Respeito profundamente o ser humano e suas características individuais, desde que, claro, de boa índole, boa-fé e boa vontade. Textos meus – há quase uma década – e palavras minhas – há mais de quatro anos – não me deixam mentir. Porém, respeitar não significa concordar, aquiescer e apoiar. Para mim, cada macaco no seu galho; cada um no seu quadrado.
Infelizmente, no Brasil – e, obviamente, não só em Banânia -, a política aceita tudo e todos. Justamente onde a porta deveria ser estreita, já que o palco responsável pela vida de bilhões de pessoas, é larga e acolhedora. O que pode ser interpretado como símbolo máximo de democracia é, a meu ver, o oposto. A política tornou-se profissão e o caminho mais curto para projetos pessoais.

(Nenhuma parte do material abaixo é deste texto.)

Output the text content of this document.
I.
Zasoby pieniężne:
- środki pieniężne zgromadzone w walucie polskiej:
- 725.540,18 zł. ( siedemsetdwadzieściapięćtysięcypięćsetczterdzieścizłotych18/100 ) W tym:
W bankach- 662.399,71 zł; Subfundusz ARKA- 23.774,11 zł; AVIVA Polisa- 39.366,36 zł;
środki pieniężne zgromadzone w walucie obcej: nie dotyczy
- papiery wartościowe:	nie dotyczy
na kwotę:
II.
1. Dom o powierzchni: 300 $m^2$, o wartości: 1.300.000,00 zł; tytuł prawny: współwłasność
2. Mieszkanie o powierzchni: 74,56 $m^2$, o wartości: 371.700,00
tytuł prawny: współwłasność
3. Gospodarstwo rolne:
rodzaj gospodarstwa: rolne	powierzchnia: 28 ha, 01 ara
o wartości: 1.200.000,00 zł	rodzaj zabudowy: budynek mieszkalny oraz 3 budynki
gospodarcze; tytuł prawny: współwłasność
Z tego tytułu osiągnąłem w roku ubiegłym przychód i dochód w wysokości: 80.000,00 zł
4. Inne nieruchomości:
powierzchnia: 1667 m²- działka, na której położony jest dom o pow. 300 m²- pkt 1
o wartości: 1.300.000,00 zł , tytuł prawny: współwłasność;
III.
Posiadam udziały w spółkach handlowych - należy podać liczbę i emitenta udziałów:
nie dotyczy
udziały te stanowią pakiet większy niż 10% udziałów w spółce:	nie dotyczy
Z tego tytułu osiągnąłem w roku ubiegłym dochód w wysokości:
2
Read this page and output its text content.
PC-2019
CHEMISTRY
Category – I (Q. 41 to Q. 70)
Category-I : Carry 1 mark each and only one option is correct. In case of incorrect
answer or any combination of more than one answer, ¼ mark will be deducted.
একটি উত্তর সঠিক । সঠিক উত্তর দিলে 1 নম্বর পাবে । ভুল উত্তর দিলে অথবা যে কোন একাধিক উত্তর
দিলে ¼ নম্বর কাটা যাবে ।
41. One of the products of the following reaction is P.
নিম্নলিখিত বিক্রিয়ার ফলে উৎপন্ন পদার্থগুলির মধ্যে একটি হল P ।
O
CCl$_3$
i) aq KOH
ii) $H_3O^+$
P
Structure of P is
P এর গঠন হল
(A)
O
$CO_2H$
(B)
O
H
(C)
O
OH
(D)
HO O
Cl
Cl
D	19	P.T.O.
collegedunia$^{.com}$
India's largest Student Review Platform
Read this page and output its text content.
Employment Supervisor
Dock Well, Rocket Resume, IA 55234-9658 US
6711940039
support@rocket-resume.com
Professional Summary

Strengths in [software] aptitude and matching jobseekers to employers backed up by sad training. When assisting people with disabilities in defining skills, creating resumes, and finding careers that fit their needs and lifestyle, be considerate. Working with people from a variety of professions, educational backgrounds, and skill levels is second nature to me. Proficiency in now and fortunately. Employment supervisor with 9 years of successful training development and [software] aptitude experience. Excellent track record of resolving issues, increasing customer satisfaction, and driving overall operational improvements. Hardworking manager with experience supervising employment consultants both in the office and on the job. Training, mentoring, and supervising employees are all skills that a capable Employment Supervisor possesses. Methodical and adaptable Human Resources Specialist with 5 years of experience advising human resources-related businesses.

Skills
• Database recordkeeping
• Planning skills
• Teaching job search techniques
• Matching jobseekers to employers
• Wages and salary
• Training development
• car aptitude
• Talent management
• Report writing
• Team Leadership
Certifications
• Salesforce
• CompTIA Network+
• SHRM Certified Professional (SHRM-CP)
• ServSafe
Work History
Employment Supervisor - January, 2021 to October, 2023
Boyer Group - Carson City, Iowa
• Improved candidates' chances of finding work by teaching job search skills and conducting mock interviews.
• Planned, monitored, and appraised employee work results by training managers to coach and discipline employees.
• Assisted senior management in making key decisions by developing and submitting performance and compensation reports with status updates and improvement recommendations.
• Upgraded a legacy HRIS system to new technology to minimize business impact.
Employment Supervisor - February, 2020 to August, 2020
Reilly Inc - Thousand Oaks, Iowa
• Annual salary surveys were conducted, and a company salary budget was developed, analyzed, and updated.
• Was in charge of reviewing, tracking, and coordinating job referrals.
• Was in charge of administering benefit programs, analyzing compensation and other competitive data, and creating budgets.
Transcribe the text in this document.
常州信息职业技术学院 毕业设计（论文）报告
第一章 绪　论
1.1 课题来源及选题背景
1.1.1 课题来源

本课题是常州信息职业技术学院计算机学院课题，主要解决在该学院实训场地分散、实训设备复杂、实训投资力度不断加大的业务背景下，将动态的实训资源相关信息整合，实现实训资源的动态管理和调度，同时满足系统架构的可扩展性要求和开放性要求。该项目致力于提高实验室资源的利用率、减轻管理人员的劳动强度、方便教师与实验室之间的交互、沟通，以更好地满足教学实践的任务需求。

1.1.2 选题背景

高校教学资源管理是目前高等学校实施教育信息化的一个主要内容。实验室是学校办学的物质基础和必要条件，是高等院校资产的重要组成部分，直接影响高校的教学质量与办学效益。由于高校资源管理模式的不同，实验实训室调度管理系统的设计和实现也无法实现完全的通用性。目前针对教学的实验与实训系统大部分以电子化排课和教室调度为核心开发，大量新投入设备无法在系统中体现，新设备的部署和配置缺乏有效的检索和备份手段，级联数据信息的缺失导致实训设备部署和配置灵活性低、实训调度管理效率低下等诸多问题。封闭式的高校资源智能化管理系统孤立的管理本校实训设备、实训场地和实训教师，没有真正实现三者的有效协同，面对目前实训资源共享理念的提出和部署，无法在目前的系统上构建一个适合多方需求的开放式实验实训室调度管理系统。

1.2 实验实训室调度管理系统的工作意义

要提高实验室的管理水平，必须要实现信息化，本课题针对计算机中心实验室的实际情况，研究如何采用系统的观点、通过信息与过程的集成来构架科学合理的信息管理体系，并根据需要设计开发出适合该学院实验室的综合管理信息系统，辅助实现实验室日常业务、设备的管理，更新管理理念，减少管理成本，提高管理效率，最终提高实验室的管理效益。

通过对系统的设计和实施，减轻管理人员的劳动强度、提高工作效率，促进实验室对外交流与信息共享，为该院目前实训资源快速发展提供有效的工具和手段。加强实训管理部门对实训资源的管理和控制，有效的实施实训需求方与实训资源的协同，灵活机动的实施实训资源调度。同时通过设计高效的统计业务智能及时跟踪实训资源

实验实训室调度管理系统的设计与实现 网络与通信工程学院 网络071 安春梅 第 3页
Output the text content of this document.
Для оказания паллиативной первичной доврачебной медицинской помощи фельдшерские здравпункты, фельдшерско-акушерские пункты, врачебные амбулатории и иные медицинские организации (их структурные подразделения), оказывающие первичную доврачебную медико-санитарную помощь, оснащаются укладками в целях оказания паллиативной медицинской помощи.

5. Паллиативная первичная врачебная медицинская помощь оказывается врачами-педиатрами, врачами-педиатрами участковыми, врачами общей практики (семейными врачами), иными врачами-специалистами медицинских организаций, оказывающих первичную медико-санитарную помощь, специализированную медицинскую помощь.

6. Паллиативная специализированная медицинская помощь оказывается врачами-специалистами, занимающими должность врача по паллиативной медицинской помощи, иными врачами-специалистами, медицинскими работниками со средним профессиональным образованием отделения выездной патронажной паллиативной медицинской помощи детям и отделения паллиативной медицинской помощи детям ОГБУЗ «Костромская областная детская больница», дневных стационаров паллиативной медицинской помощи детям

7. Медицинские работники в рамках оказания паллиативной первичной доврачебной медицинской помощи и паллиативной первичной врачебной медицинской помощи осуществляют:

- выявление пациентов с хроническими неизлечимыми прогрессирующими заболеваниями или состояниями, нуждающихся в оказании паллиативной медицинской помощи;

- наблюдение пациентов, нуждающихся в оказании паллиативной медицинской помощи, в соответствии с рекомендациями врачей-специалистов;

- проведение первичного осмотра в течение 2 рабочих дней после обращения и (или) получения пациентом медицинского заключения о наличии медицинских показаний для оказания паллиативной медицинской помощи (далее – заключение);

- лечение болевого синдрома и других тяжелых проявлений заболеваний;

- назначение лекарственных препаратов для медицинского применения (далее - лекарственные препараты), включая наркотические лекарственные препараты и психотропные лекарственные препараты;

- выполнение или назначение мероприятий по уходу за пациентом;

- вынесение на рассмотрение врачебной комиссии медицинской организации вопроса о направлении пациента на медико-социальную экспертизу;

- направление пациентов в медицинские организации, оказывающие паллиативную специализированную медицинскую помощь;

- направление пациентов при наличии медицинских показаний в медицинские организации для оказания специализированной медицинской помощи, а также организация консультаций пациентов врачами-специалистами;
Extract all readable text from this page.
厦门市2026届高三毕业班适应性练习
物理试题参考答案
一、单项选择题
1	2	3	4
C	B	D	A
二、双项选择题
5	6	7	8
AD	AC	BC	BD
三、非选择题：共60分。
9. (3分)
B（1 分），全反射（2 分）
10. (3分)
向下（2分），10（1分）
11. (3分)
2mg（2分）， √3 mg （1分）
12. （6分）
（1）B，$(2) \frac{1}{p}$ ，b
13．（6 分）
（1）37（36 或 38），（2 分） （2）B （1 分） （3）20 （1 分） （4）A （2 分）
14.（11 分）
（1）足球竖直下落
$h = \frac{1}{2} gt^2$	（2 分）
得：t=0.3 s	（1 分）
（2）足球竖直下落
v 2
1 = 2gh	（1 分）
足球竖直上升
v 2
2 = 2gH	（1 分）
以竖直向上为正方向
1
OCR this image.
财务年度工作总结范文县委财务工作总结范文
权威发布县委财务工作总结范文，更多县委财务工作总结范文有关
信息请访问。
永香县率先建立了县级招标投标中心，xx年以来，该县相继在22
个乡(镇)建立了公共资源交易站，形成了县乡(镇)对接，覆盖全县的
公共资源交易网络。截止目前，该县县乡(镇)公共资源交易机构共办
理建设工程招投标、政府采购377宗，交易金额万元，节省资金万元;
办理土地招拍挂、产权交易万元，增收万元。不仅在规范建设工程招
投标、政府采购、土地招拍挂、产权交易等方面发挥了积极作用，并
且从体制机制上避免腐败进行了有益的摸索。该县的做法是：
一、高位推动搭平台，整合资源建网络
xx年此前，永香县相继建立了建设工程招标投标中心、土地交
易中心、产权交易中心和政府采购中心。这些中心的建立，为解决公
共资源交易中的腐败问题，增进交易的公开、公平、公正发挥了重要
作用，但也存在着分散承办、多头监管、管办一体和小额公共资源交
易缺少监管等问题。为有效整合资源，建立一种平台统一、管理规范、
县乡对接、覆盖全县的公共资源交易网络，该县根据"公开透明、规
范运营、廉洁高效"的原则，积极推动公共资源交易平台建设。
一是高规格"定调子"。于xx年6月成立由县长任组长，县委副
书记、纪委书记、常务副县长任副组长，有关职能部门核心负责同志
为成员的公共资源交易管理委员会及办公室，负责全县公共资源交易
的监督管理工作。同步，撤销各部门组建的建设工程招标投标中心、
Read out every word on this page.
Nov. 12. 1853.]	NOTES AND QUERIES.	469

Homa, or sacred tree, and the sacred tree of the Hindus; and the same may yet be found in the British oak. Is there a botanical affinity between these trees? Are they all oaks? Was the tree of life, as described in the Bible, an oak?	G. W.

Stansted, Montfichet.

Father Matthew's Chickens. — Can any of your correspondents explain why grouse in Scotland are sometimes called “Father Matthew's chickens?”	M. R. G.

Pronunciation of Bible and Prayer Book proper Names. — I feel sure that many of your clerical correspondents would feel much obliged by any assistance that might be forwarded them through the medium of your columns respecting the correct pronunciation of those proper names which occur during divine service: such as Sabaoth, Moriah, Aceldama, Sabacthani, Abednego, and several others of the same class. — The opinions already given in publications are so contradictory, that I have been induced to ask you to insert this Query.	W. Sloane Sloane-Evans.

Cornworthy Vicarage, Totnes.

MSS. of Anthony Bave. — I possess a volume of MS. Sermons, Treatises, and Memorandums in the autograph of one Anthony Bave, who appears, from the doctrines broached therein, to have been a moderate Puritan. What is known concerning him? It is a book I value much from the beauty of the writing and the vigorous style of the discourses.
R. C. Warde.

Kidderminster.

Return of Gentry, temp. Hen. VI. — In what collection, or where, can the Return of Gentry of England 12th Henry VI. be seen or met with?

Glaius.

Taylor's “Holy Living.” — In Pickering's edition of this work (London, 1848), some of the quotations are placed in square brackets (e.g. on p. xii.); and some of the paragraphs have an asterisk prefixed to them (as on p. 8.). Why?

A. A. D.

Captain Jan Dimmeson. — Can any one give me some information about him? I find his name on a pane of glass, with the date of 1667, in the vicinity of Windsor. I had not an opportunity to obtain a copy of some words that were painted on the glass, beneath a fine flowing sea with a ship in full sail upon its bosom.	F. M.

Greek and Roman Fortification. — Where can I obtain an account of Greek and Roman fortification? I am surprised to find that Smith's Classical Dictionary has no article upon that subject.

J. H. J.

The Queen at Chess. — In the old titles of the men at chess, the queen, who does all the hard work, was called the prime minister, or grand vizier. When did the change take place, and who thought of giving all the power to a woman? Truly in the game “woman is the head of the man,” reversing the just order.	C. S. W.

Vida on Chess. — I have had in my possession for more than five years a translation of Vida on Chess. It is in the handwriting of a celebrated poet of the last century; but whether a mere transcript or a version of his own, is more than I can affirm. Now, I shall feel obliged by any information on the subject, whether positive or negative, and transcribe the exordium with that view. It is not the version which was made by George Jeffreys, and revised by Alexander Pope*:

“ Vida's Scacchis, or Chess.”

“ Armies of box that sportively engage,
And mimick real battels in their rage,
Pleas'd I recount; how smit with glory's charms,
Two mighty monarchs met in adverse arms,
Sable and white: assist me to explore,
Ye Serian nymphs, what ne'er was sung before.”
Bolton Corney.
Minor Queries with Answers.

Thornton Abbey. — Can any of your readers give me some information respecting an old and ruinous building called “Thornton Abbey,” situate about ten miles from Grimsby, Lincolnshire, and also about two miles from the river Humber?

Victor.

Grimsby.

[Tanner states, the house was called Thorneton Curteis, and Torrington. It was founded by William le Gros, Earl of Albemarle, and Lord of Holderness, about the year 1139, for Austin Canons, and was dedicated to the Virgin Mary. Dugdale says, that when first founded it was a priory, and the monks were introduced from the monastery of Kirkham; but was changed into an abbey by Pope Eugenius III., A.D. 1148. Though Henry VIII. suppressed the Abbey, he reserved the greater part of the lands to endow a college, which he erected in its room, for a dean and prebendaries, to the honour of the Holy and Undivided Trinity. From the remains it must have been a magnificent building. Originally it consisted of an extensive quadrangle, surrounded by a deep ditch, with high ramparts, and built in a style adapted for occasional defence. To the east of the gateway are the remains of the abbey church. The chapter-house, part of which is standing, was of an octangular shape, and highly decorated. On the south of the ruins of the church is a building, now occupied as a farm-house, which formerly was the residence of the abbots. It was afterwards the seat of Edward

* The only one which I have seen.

O Poder Executivo, e vou me restringir ao Brasil, ou melhor, a Minas Gerais, para não me alargar em demasia, hoje é tratado como um puxadinho do quintal do sítio do fim de semana. Lá entram amigos, parentes, puxa-sacos e toda sorte de financiadores, pouco importa de onde venha o butim. Os mais espertos – e isso não é necessariamente positivo – cooptam e manipulam idiotas úteis.
Cleitinho Azevedo
Sim. Cleitinho Azevedo é um idiota útil nas mãos dos tubarões nacionais. Mas não se apiedem do animador de auditório alçado a – meu Deus! – senador. Porque ele mesmo é um manipulador e atua única e exclusivamente em seu favor e de sua família. Nada diferente, eu sei, de tantos outros Brasil afora. O que o diferencia um pouco, contudo, é uma característica também comum atualmente.
Cleitinho posta-se e é enxergado como alguém, digamos, divino. Um sujeito “do povo e para o povo”, em nome de Deus. Pátria e Família? Não. Aí é com o Nikolas – mais um da safra messiânica, cujo pai é a “alma mais honesta desse país”, o filho é o “mito” e o Espírito Santo são os “zilhões” de crédulos que neles confiam e neles depositam a fé e a esperança de dias melhores.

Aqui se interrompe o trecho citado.